Robotics class, drone team visit Florida Polytechnic


Students from the advanced robotics class and the Whirly Girl drone team visited Florida Polytechnic University in Lakeland to discuss college preparation and to tour the state’s only completely STEM-based university last Wednesday.

“I’m always looking for opportunities that I can give to my robotics students in order for them to see how the STEM classes they are taking at school relate to the real world,” robotics teacher Jill Whitacre said. “My hope is that students might be inspired to continue pursuing their studies in STEM.”

The students can now apply their new knowledge in classes.

“We can take the information we learn in robotics class and use it in deciding what we want to do with our life,” Bonnie R. (8) said. “The college field trip gave us options.”

This trip may have opened new possibilities for students.

“Robotics involves programming and electronics so it is part of STEM,” Nishna P. (8) said. “Visiting a college with STEM majors was something people could look at if they enjoyed robotics and wanted to do something STEM-related.”

A presentation given by Associate Director of Admissions Michelle Powell expressed an important message.

“I heard a new understanding that it is never too early to start thinking about college,” Whitacre said. “You can’t wait until your junior year in high school to become the type of student colleges are going to want at their school.”

Florida Polytechnic University charges $5,000 a year for tuition or $20,000 for a four-year degree.

“I learned that it was one of the most affordable colleges in Florida,” Bonnie said.

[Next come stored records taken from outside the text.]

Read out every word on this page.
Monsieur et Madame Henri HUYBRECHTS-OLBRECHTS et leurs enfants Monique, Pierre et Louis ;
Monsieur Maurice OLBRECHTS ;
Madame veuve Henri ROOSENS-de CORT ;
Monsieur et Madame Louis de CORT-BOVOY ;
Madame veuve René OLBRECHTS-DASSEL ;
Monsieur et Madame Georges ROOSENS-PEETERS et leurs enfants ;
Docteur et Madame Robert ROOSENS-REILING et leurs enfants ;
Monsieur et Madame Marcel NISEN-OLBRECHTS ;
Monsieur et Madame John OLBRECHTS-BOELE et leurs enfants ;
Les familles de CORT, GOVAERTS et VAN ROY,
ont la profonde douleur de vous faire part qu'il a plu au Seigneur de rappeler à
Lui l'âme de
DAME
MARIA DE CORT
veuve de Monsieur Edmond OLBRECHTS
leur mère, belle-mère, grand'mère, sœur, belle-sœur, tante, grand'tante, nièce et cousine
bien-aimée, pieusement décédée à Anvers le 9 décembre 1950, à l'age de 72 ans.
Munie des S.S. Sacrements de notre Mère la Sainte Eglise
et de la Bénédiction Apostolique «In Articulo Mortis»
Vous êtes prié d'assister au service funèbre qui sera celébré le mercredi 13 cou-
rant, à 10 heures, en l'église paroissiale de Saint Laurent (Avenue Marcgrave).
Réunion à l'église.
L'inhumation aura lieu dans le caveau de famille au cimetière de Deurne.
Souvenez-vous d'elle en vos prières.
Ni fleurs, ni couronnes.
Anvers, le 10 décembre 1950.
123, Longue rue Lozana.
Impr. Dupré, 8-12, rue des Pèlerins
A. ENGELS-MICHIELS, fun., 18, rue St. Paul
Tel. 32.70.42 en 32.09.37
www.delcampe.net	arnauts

Some students may not even consider applying to Florida Polytechnic University but they might have learned something along the way.

“Even the students who would not include Florida Polytechnic in their possible college plans realized that it is never too early to start thinking about college,” Whitacre said. “And that every year counts.”

By Abby Hedrick

Editor’s note: Brevard Public Schools policy prohibits the inclusion of middle-schoolers’ last names on district-sponsored websites.